Among the growing crowd were Jules Rocks, from Peckham Rye in south-east London, and her 13-year-old niece Shannon. They'd been there all night and were freezing cold.
"I did a recce on Wednesday and was told to get here early. We've been here since 11pm last night, but they wouldn't let us sleep in the square so we went to a green and laid down.
"When [Princess] Diana died I camped out for the funeral. I felt for Wills then and I've always followed the boys," says Jules.
Sitting a few rows down are London-based New Zealanders Salam and Yasmine Bassili, and Sarah Lukins. Decked out in wedding hats, smart dresses and jackets, they are taking the event seriously.
They look slightly eerie as they don Prince Harry, Camilla and Queen face masks. Yasmine has devised a themed quiz for her companions, and displays an encyclopaedic knowledge of royal marriages.
They stopped off at the Mall at 0400 BST, but decided to move to an area where they could watch everything on a big screen.
"We had to make that call. It was torture having to decide, and we're still not sure we have made the right decision," says Salam.
"There's nothing like atmosphere. If you can be here why would you stay at home?" says Yasmine, who works in banking.
"I've been taking a lot of mockery at work for my excitement about the wedding, and my bunting and everything. But as it got closer they were all suddenly getting into it and asking me for tips."
Salam says she has been "dreaming" about Kate's dress, and an excitable debate ensues about the expected outfits of the bride, bride's mother, the Duchess of Cornwall and the Queen.
"We all want Kate to wear [Alexander] McQueen but she's not fashion-forward enough.
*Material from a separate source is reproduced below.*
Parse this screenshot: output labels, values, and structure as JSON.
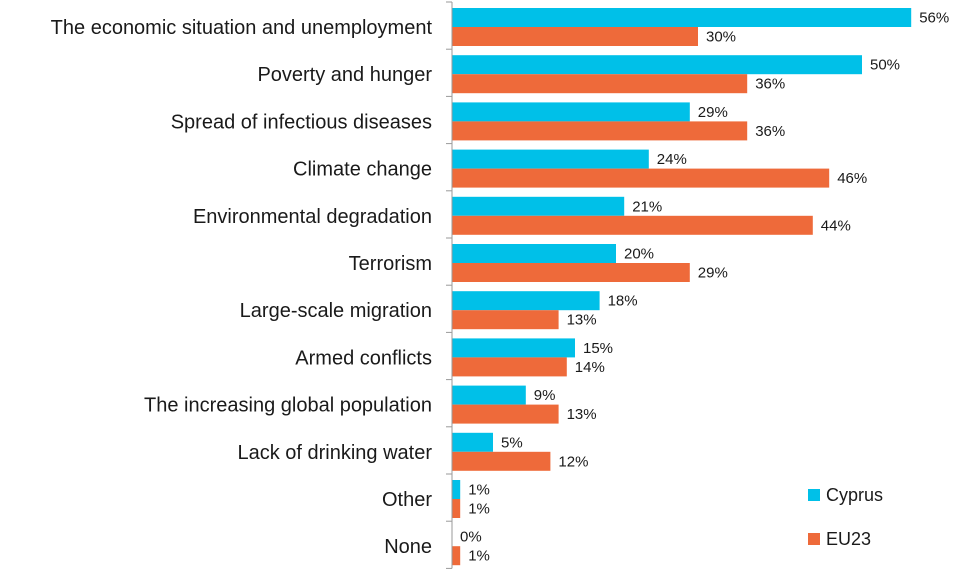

She's safe."
'A bit cheeky'
Down on the Mall, three young friends are kitted out in full-on wedding gowns. For them, perhaps not surprisingly, it's "all about Kate's dress".
"We think McQueen or Jasper Conran. Very elegant, not too big, maybe a fishtail style. She'll look gorgeous," says Georgia Sim, 24, from north London.
"And I'm thinking bridesmaids in midnight blue, to go with Kate's ring."
"A lot of today for us is about Kate's dress, we want to share her moment, which is maybe a bit cheeky," says friend Sophie Downes, also 24.
"One of our friends is actually at the wedding, she was really secretive about her outfit, we're so jealous," she adds.